Combine two ordered linked lists
Problem Description
Combine two ascending linked lists into a new ascending linked list and return. The new linked list is composed by splicing all the nodes of the given two linked lists.
Problem-solving ideas
The first thing that comes to mind is to scan the nodes of L1 one by one. For each node, find the position where the former is less than or equal to it and the latter is greater than it in L2, and insert the node of L1 into it. To this end, you need to add a head node to L2, the value of the head node is assigned to -101, that is, the minimum value of the node given by the title -1. But I couldn't achieve it with code...
The following is from the official solution:
Iterative method:
Set a sentinel node prehead for the final return result. Maintain a prev pointer, and point its next to the node with the smaller value of the current l1 and l2 each time, and repeat until l1 or l2 points to null. At the end, the linked list that has not been traversed is connected to the end.
class Solution {
public:
ListNode* mergeTwoLists(ListNode* l1, ListNode* l2) {
ListNode* preHead = new ListNode(-1);
ListNode* prev = preHead;
while (l1 != nullptr && l2 != nullptr) {
if (l1->val < l2->val) {
prev->next = l1;
l1 = l1->next;
} else {
prev->next = l2;
l2 = l2->next;
}
prev = prev->next;
}
// 合并后 l1 和 l2 最多只有一个还未被合并完,我们直接将链表末尾指向未合并完的链表即可
prev->next = l1 == nullptr ? l2 : l1;
return preHead->next;
}
};
Recursion:
Here is an interesting thing to share first, the recursive debugging method shared by the big guys seen in the public account, although it is not used in this question, but it does not affect my thinking about it- recursive debugging tips .

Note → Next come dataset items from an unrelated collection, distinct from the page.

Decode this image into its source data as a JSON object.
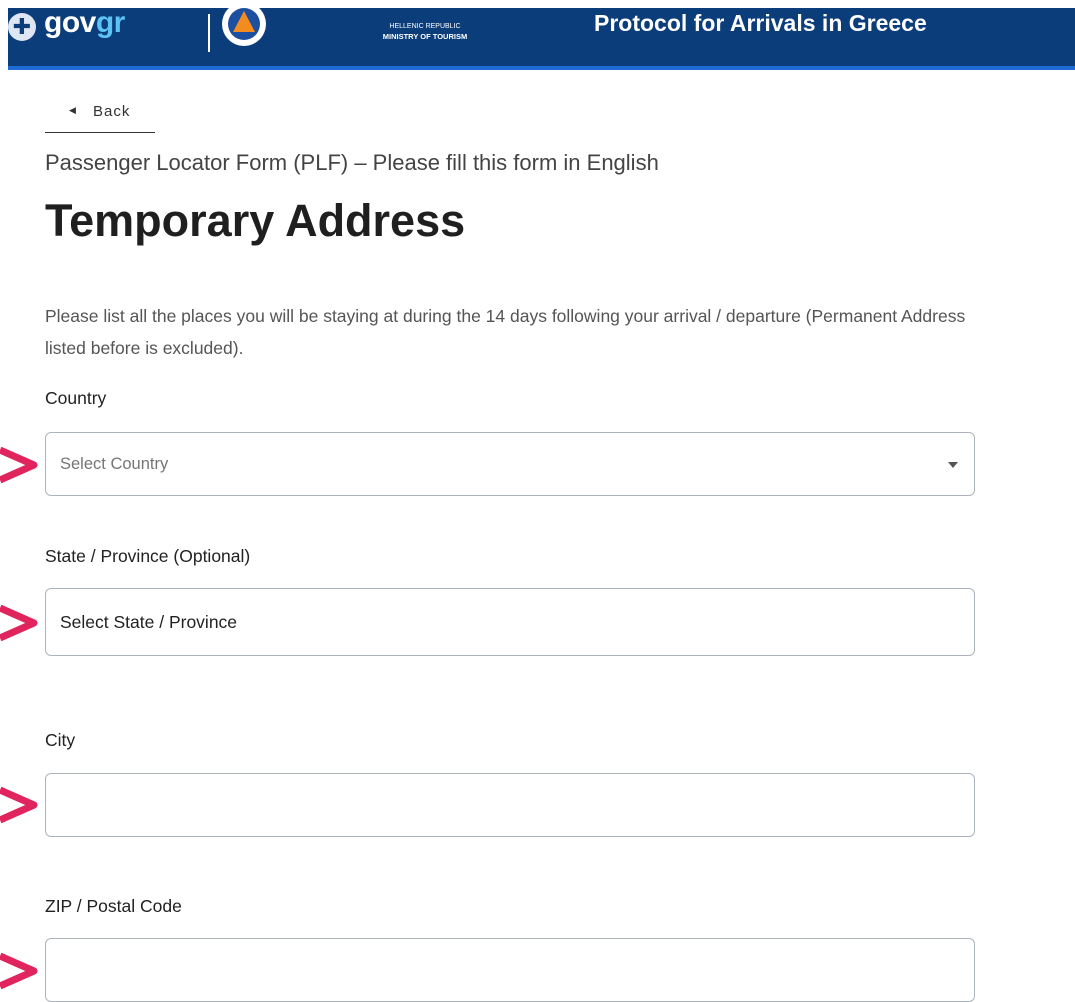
{
  "header": {
    "brand_gov": "gov",
    "brand_gr": "gr",
    "ministry_line1": "HELLENIC REPUBLIC",
    "ministry_line2": "MINISTRY OF TOURISM",
    "title": "Protocol for Arrivals in Greece"
  },
  "nav": {
    "back_label": "Back"
  },
  "page": {
    "subtitle": "Passenger Locator Form (PLF) – Please fill this form in English",
    "heading": "Temporary Address",
    "description": "Please list all the places you will be staying at during the 14 days following your arrival / departure (Permanent Address listed before is excluded)."
  },
  "form": {
    "country_label": "Country",
    "country_placeholder": "Select Country",
    "state_label": "State / Province (Optional)",
    "state_placeholder": "Select State / Province",
    "city_label": "City",
    "city_value": "",
    "zip_label": "ZIP / Postal Code",
    "zip_value": ""
  },
  "colors": {
    "header_bg": "#0b3d7a",
    "header_accent": "#1f6bd6",
    "arrow_red": "#e0245e"
  }
}
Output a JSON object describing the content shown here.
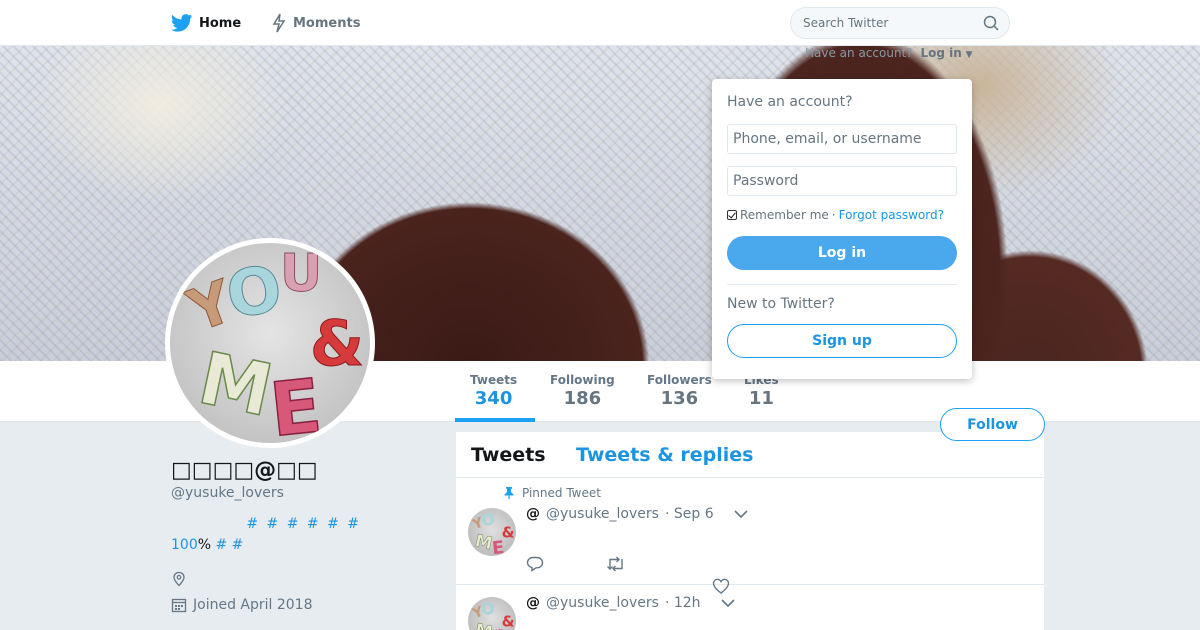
{
  "nav": {
    "home_label": "Home",
    "moments_label": "Moments",
    "search_placeholder": "Search Twitter"
  },
  "account": {
    "hint": "Have an account?",
    "login_link": "Log in"
  },
  "login_dropdown": {
    "heading": "Have an account?",
    "username_placeholder": "Phone, email, or username",
    "password_placeholder": "Password",
    "remember_label": "Remember me",
    "separator": "·",
    "forgot_label": "Forgot password?",
    "login_button": "Log in",
    "new_heading": "New to Twitter?",
    "signup_button": "Sign up"
  },
  "stats": [
    {
      "label": "Tweets",
      "value": "340"
    },
    {
      "label": "Following",
      "value": "186"
    },
    {
      "label": "Followers",
      "value": "136"
    },
    {
      "label": "Likes",
      "value": "11"
    }
  ],
  "follow_button": "Follow",
  "profile": {
    "name": "□□□□@□□",
    "handle": "@yusuke_lovers",
    "bio_line1": "# # # # # #",
    "bio_num": "100",
    "bio_pct": "% ",
    "bio_tags": "# #",
    "joined": "Joined April 2018"
  },
  "timeline": {
    "tab_tweets": "Tweets",
    "tab_replies": "Tweets & replies",
    "pinned_label": "Pinned Tweet",
    "tweets": [
      {
        "at": "@",
        "handle": "@yusuke_lovers",
        "time": "· Sep 6"
      },
      {
        "at": "@",
        "handle": "@yusuke_lovers",
        "time": "· 12h"
      }
    ]
  },
  "colors": {
    "accent": "#1da1f2",
    "link": "#1b95e0",
    "login_button": "#4aa8ec",
    "background": "#e6ecf0"
  },
  "icons": [
    "twitter-bird-icon",
    "lightning-icon",
    "search-icon",
    "caret-down-icon",
    "pin-icon",
    "location-icon",
    "calendar-icon",
    "reply-icon",
    "retweet-icon",
    "heart-icon",
    "chevron-down-icon"
  ]
}
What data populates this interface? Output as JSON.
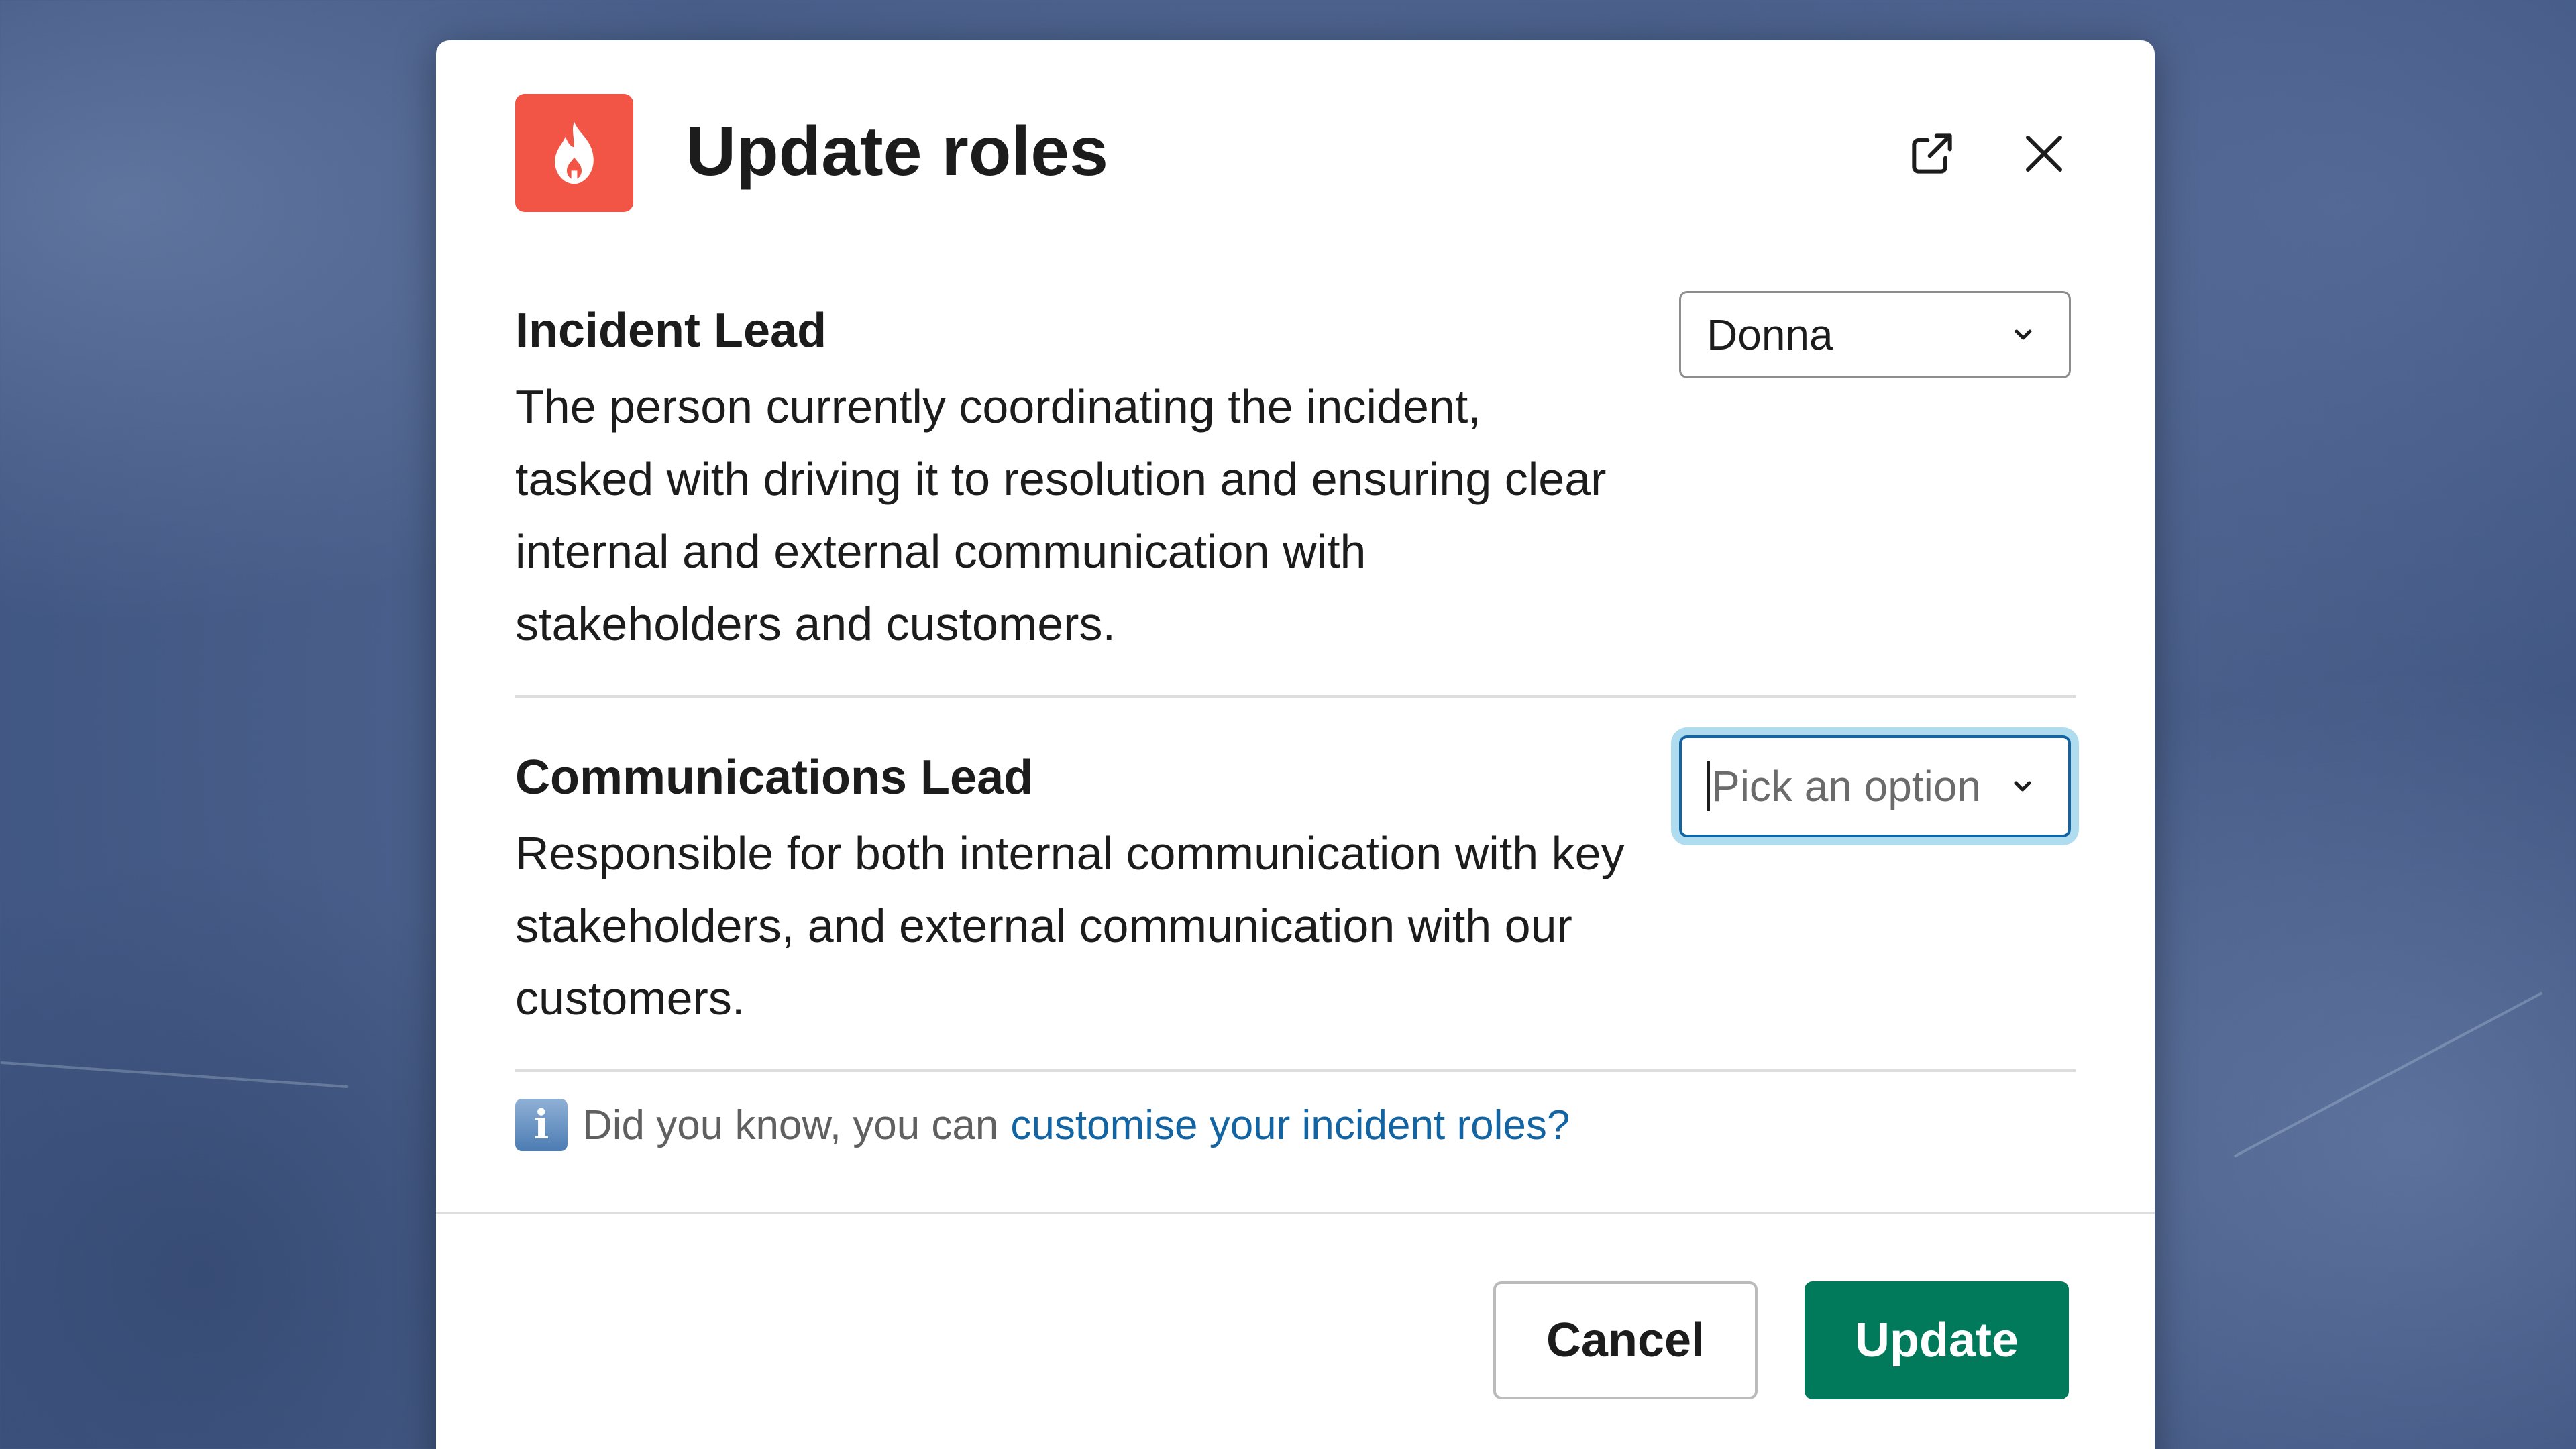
{
  "modal": {
    "title": "Update roles",
    "app_icon": "flame-icon",
    "header_icons": [
      "external-link-icon",
      "close-icon"
    ]
  },
  "roles": [
    {
      "title": "Incident Lead",
      "description": "The person currently coordinating the incident, tasked with driving it to resolution and ensuring clear internal and external communication with stakeholders and customers.",
      "select_value": "Donna"
    },
    {
      "title": "Communications Lead",
      "description": "Responsible for both internal communication with key stakeholders, and external communication with our customers.",
      "select_placeholder": "Pick an option"
    }
  ],
  "tip": {
    "icon": "info-icon",
    "text": "Did you know, you can",
    "link": "customise your incident roles?"
  },
  "footer": {
    "cancel_label": "Cancel",
    "update_label": "Update"
  },
  "colors": {
    "brand": "#f25446",
    "primary_button": "#007a5a",
    "link": "#1264a3",
    "focus": "#1264a3"
  }
}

The recursive thought of this question:
If l1 or l2 is empty, there is no need to merge, and a non-empty linked list is returned directly. Otherwise, if the current value of l1 is less than l2, then point l1's next to the linked list of l1's next and l2 (that is, put the big value after the small value); otherwise, point l2's next to l2's next Linked list after merging with l1.
class Solution {
public:
ListNode* mergeTwoLists(ListNode* l1, ListNode* l2) {
if (l1 == nullptr) {
return l2;
} else if (l2 == nullptr) {
return l1;
} else if (l1->val < l2->val) {
l1->next = mergeTwoLists(l1->next, l2);
return l1;
} else {
l2->next = mergeTwoLists(l1, l2->next);
return l2;
}
}
};
Delete duplicate elements in the sorted list
Problem Description
Given a sorted linked list, delete all duplicate elements so that each element appears only once.
Problem-solving ideas
The idea is to use the cur pointer to point to the current node, use a temp to store the value of the current node, and then compare it with the next node value, if it is equal, delete the next node, if it is not equal, the cur pointer advances by one.
class Solution {
public:
ListNode* deleteDuplicates(ListNode* head) {
if(!head) return head; //链表为空
ListNode* cur = head;
int temp;//存储当前结点的值
while(cur->next){
temp = cur->val;
if(cur->next->val == temp){
//若下一个结点的值与当前结点值相等则删除下一结点
ListNode* p = cur->next;
cur->next = p->next;
delete p;
}else{
//否则cur前进一个结点
cur = cur->next;
}
}
return head;
}
};
Time complexity: O(n) traverse all nodes once.
Space complexity: O(1)
Experience
555... The linked list is so difficult... I feel that I haven't found the question of the linked list, especially when I was merging two ordered linked lists, and I went through the process manually. The final compilation result was still wrong. It's a test of patience. Then, the recursive solution to the linked list question is really hard to come up with! The main purpose is to use recursion when doing other types of questions. You can put aside the details of the data structure and directly understand the meaning of recursion, but in the face of a linked list, I can’t figure out how it is recursive, downward recursion and upward return when the linked list How is it broken and merged?